Une discussion anodine. Soudain, j'en suis le sujet. Il me dit : « Ça va, tu es en forme ! Tu as le sourire ! ». Oui, parfois. Mais pas aujourd'hui. Tu ne peux pas savoir, tu n'as pu que suivre la courbe des apparences. Un sourire, un rire avec toi et les autres, quelques réactions, et ça va.
Non, ça ne va pas. Je suis très fatiguée. Mais ça tu ne le vois pas. Tu ne peux pas le voir si je ne le dis pas. Ce n'est pa inscrit sur mon visage. Mon corps est épuisé. Il a du mal à suivre. Toi, tu fais avec ce que tu perçois. Ce décalage m donne le tournis, j'apprends à m'y faire. C'est plus facile quand je ne ressens pas autant la douleur. Là, je sens qu'il creuse ma solitude. Je suis seule avec la réalité. Ma réalité. Celle qui percute la tienne.
Tu penses que tout va bien, il n'en est rien.
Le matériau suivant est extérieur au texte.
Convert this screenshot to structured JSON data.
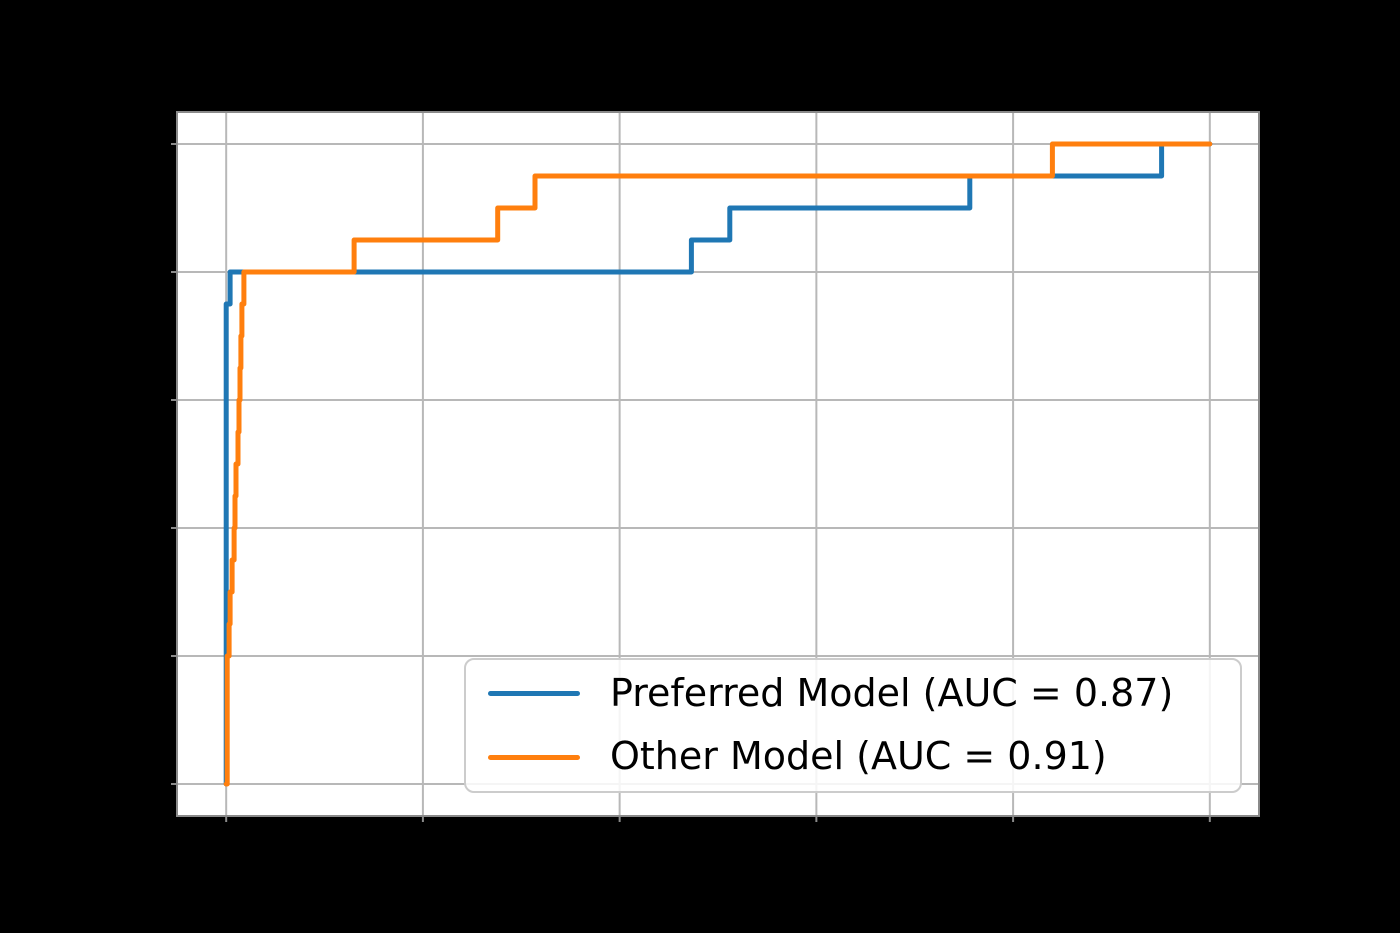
{
  "figure": {
    "background_color": "#000000",
    "plot_background_color": "#ffffff",
    "grid_color": "#b8b8b8",
    "spine_color": "#8a8a8a",
    "tick_color": "#8a8a8a",
    "line_width": 5
  },
  "chart_data": {
    "type": "line",
    "subtype": "roc-step-curves",
    "title": "",
    "xlabel": "",
    "ylabel": "",
    "xlim": [
      -0.05,
      1.05
    ],
    "ylim": [
      -0.05,
      1.05
    ],
    "xticks": [
      0.0,
      0.2,
      0.4,
      0.6,
      0.8,
      1.0
    ],
    "yticks": [
      0.0,
      0.2,
      0.4,
      0.6,
      0.8,
      1.0
    ],
    "grid": true,
    "legend_position": "lower right",
    "series": [
      {
        "name": "Preferred Model (AUC = 0.87)",
        "model": "Preferred Model",
        "auc": 0.87,
        "color": "#1f77b4",
        "points": [
          [
            0.0,
            0.0
          ],
          [
            0.0,
            0.75
          ],
          [
            0.004,
            0.75
          ],
          [
            0.004,
            0.8
          ],
          [
            0.473,
            0.8
          ],
          [
            0.473,
            0.85
          ],
          [
            0.512,
            0.85
          ],
          [
            0.512,
            0.9
          ],
          [
            0.756,
            0.9
          ],
          [
            0.756,
            0.95
          ],
          [
            0.951,
            0.95
          ],
          [
            0.951,
            1.0
          ],
          [
            1.0,
            1.0
          ]
        ]
      },
      {
        "name": "Other Model (AUC = 0.91)",
        "model": "Other Model",
        "auc": 0.91,
        "color": "#ff7f0e",
        "points": [
          [
            0.0,
            0.0
          ],
          [
            0.001,
            0.0
          ],
          [
            0.001,
            0.2
          ],
          [
            0.003,
            0.2
          ],
          [
            0.003,
            0.25
          ],
          [
            0.004,
            0.25
          ],
          [
            0.004,
            0.3
          ],
          [
            0.006,
            0.3
          ],
          [
            0.006,
            0.35
          ],
          [
            0.008,
            0.35
          ],
          [
            0.008,
            0.4
          ],
          [
            0.009,
            0.4
          ],
          [
            0.009,
            0.45
          ],
          [
            0.01,
            0.45
          ],
          [
            0.01,
            0.5
          ],
          [
            0.012,
            0.5
          ],
          [
            0.012,
            0.55
          ],
          [
            0.013,
            0.55
          ],
          [
            0.013,
            0.6
          ],
          [
            0.014,
            0.6
          ],
          [
            0.014,
            0.65
          ],
          [
            0.015,
            0.65
          ],
          [
            0.015,
            0.7
          ],
          [
            0.016,
            0.7
          ],
          [
            0.016,
            0.75
          ],
          [
            0.018,
            0.75
          ],
          [
            0.018,
            0.8
          ],
          [
            0.13,
            0.8
          ],
          [
            0.13,
            0.85
          ],
          [
            0.276,
            0.85
          ],
          [
            0.276,
            0.9
          ],
          [
            0.314,
            0.9
          ],
          [
            0.314,
            0.95
          ],
          [
            0.84,
            0.95
          ],
          [
            0.84,
            1.0
          ],
          [
            1.0,
            1.0
          ]
        ]
      }
    ]
  },
  "legend": {
    "items": [
      {
        "label": "Preferred Model (AUC = 0.87)",
        "color": "#1f77b4"
      },
      {
        "label": "Other Model (AUC = 0.91)",
        "color": "#ff7f0e"
      }
    ]
  }
}
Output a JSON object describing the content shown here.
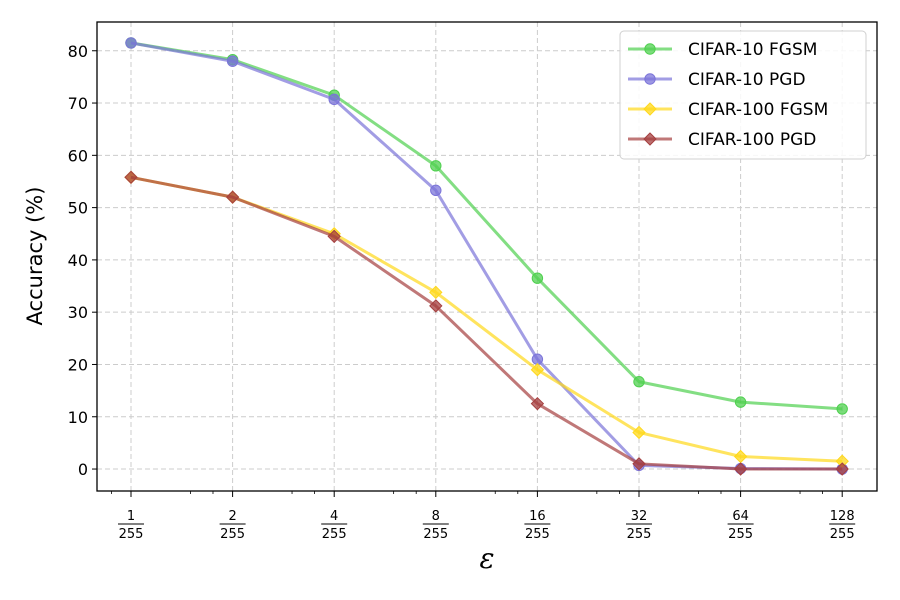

J'ai envie de dormir. Pas n'importe où. Entre des bras chaleureux. J'ai l'impression d'avoir froid en y pensant, j'ai besoin de me réchauffer. C'est presque un fantasme. Comme un enfant dans les bras de sa mère. J'ai encore vécu un peu trop fort. Un peu trop vite. Un peu trop loin. Un peu trop intense. Je n'y peux rien, je suis comme ça. J'ai des cicatrices. Et une sensibilité.
Tes yeux me croient en forme. Croire n'est pas prouver. Je sais que tu es dans l'illusion, toi tu ne le sais pas. Tu n'en sais rien parce que je souffre en silence. Ce n'est pas un choix. C'est difficile de parler, alors quand j'entends des « Pourquoi tu n'as rien dit ? » je me retiens de hurler. Vous ne pouvez pas comprendre, ce n'est pas de votre faute. Je prends donc sur moi. Je prends sur moi en nourrissant l'espoir qu'un jour ma langue se déliera. À l'écrit c'est plus simple. À l'oral c'est une autre histoire. Oui, un jour peut-être. Pour l'instant c'est le non-dit qui me vient.
Tu me penseras toujours en bonne santé à ce moment là. Tu ne sauras jamais. Je suis la seule à connaître la vérité.
Plus j'écris, plus j'ai le ventre noué. Une ligne, un noeud dans l'estomac.
Lucie R.
(Le texte n'est pas libre de droits.)